Still catching up on your posts! I loved this discussion, and had to comment. I grew up always eating dinner as a family. However this was 60 years ago – my mother didn’t work outside the home and we didn’t do any sports or other activities. Back then, with 5 kids it wasn’t a thing. I also raised my kids eating at the table together but often raced through dinner before heading to swimming, soccer or hockey. I love my kids’ takeaway from this. About 10 years ago, my youngest son, age 20 or so, was in college and sharing a house with a few guys. I called him one Sunday and he said he was busy as they were having “family dinner”. What? A bunch of them got together every Sunday and had a nice sit down meal. I found this so touching that they saw the value in this No judgement here at all– today’s schedules just don’t seem to allow for this on a regular basis.
Your son’s family dinners sound amazing ❤️
I’d agree that every family definitely has to figure out what works for them and their schedules.
Having said that, family dinners and other meals were a big deal in my house.

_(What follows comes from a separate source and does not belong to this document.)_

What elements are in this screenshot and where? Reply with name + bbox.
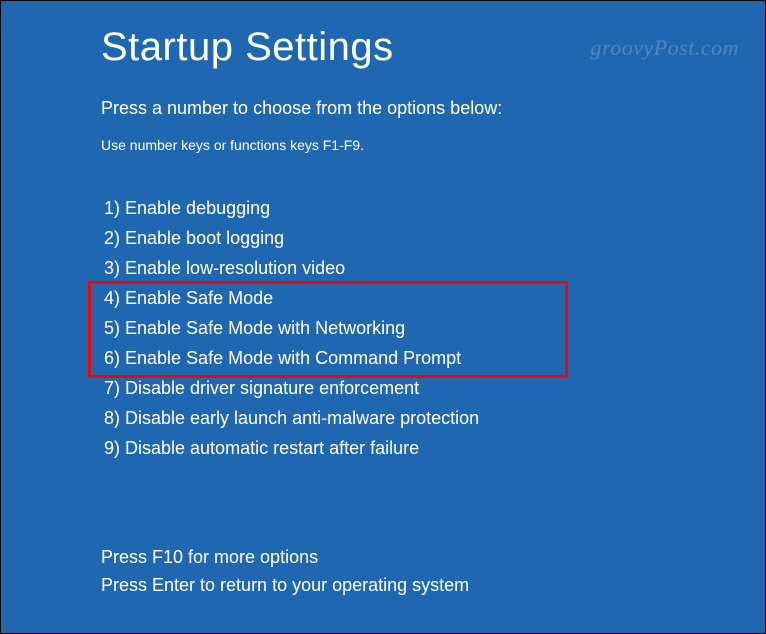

My parents – both teachers – made sure to set the table and have breakfast together in the morning and we would always have dinner together at night. Meals together is something we cherish as a family to this day, and we go “all out” for special occasions (nice dinner setting, I even create a “menu card” for special occasions like Christmas, even if I can’t be with my family to eat the meal).
I also remember lots of family gatherings for “Kaffee und Kuchen” (coffee and cake).
Since we don’t have kids, family dinners in our house just mean “eating together” (which can be at the table or sometimes on the couch – with or without TV)… but we do make it a point to eat the meal together.
This is a very interesting discussion! I don’t really think I remember family dinners growing up. My mom worked a regular 9-5 and my dad usually worked the overnight shift, so he wasn’t often around for dinnertime. I remember my mom making my brother and me dinner… but I cannot for the life of me remember if she ate with us!